Магометанского любомудра, сбренди он и заяви сейчас, что хочет взрыть в исследовательских целях могилу, предположим, Авиценны или Ахмада Кадырова, мгновенно подвергли бы заслуженной декапитации. Христиане на сей счет посдержаннее, но людям, которые из праздного любопытства хотят поворошить чужую могилу, следовало бы, конечно, как следует настучать по шее.

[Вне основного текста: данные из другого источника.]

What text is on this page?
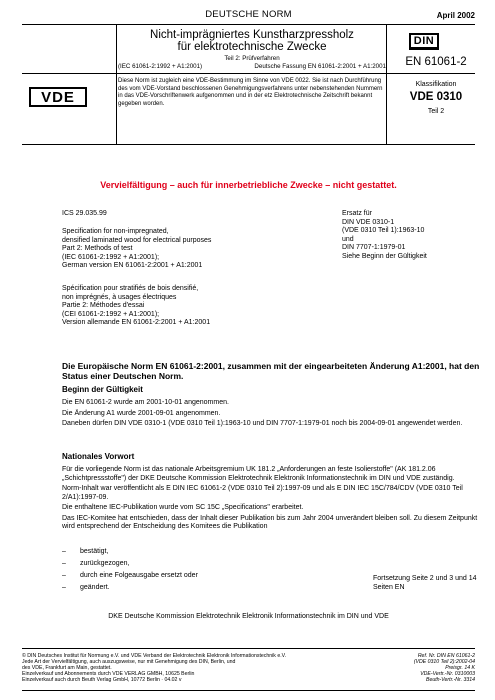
DEUTSCHE NORM	April 2002
Nicht-imprägniertes Kunstharzpressholz
für elektrotechnische Zwecke
Teil 2: Prüfverfahren
(IEC 61061-2:1992 + A1:2001)	Deutsche Fassung EN 61061-2:2001 + A1:2001
DIN
EN 61061-2
VDE
Diese Norm ist zugleich eine VDE-Bestimmung im Sinne von VDE 0022. Sie ist nach Durchführung des vom VDE-Vorstand beschlossenen Genehmigungsverfahrens unter nebenstehenden Nummern in das VDE-Vorschriftenwerk aufgenommen und in der etz Elektrotechnische Zeitschrift bekannt gegeben worden.
Klassifikation
VDE 0310
Teil 2
Vervielfältigung – auch für innerbetriebliche Zwecke – nicht gestattet.
ICS 29.035.99
Specification for non-impregnated,
densified laminated wood for electrical purposes
Part 2: Methods of test
(IEC 61061-2:1992 + A1:2001);
German version EN 61061-2:2001 + A1:2001
Spécification pour stratifiés de bois densifié,
non imprégnés, à usages électriques
Partie 2: Méthodes d'essai
(CEI 61061-2:1992 + A1:2001);
Version allemande EN 61061-2:2001 + A1:2001
Ersatz für
DIN VDE 0310-1
(VDE 0310 Teil 1):1963-10
und
DIN 7707-1:1979-01
Siehe Beginn der Gültigkeit
Die Europäische Norm EN 61061-2:2001, zusammen mit der eingearbeiteten Änderung A1:2001, hat den Status einer Deutschen Norm.
Beginn der Gültigkeit

Die EN 61061-2 wurde am 2001-10-01 angenommen.

Die Änderung A1 wurde 2001-09-01 angenommen.

Daneben dürfen DIN VDE 0310-1 (VDE 0310 Teil 1):1963-10 und DIN 7707-1:1979-01 noch bis 2004-09-01 angewendet werden.

Nationales Vorwort

Für die vorliegende Norm ist das nationale Arbeitsgremium UK 181.2 „Anforderungen an feste Isolierstoffe" (AK 181.2.06 „Schichtpressstoffe") der DKE Deutsche Kommission Elektrotechnik Elektronik Informationstechnik im DIN und VDE zuständig.

Norm-Inhalt war veröffentlicht als E DIN IEC 61061-2 (VDE 0310 Teil 2):1997-09 und als E DIN IEC 15C/784/CDV (VDE 0310 Teil 2/A1):1997-09.

Die enthaltene IEC-Publikation wurde vom SC 15C „Specifications" erarbeitet.

Das IEC-Komitee hat entschieden, dass der Inhalt dieser Publikation bis zum Jahr 2004 unverändert bleiben soll. Zu diesem Zeitpunkt wird entsprechend der Entscheidung des Komitees die Publikation

–	bestätigt,
–	zurückgezogen,
–	durch eine Folgeausgabe ersetzt oder
–	geändert.
Fortsetzung Seite 2 und 3 und 14 Seiten EN
DKE Deutsche Kommission Elektrotechnik Elektronik Informationstechnik im DIN und VDE
© DIN Deutsches Institut für Normung e.V. und VDE Verband der Elektrotechnik Elektronik Informationstechnik e.V.
Jede Art der Vervielfältigung, auch auszugsweise, nur mit Genehmigung des DIN, Berlin, und
des VDE, Frankfurt am Main, gestattet.
Einzelverkauf und Abonnements durch VDE VERLAG GMBH, 10625 Berlin
Einzelverkauf auch durch Beuth Verlag GmbH, 10772 Berlin · 04.02 v
Ref. Nr. DIN EN 61061-2
(VDE 0310 Teil 2):2002-04
Preisgr. 14 K
VDE-Vertr.-Nr. 0310003
Beuth-Vertr.-Nr. 3314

У диких племен костей натаскали, и неизвестно, какая и где у нас по сему поводу теперь высится карма. Своих-то уж точно не следует трогать.
ДОСЬЕ
Даниэль Кельман (1975) — самый знаменитый молодой австрийский писатель и один из лидеров немецкоязычной «новой волны». Автор шести романов (пять из них вышло по-русски) и сборника рассказов, лауреат премий «Кандид» (2005), имени Генриха фон Клейста (2006) и Томаса Манна (2008). Исследователи называют Кельмана учеником Владимира Набокова. «Измеряя мир» — мировой бестселлер. Возможно, что через несколько лет Кельман будет популярен в России, как Коэльо или Януш Вишневский, но пока он издается у нас скромными тиражами, при поддержке немецких культурных институций да еще и в серии «Макс Фрай представляет».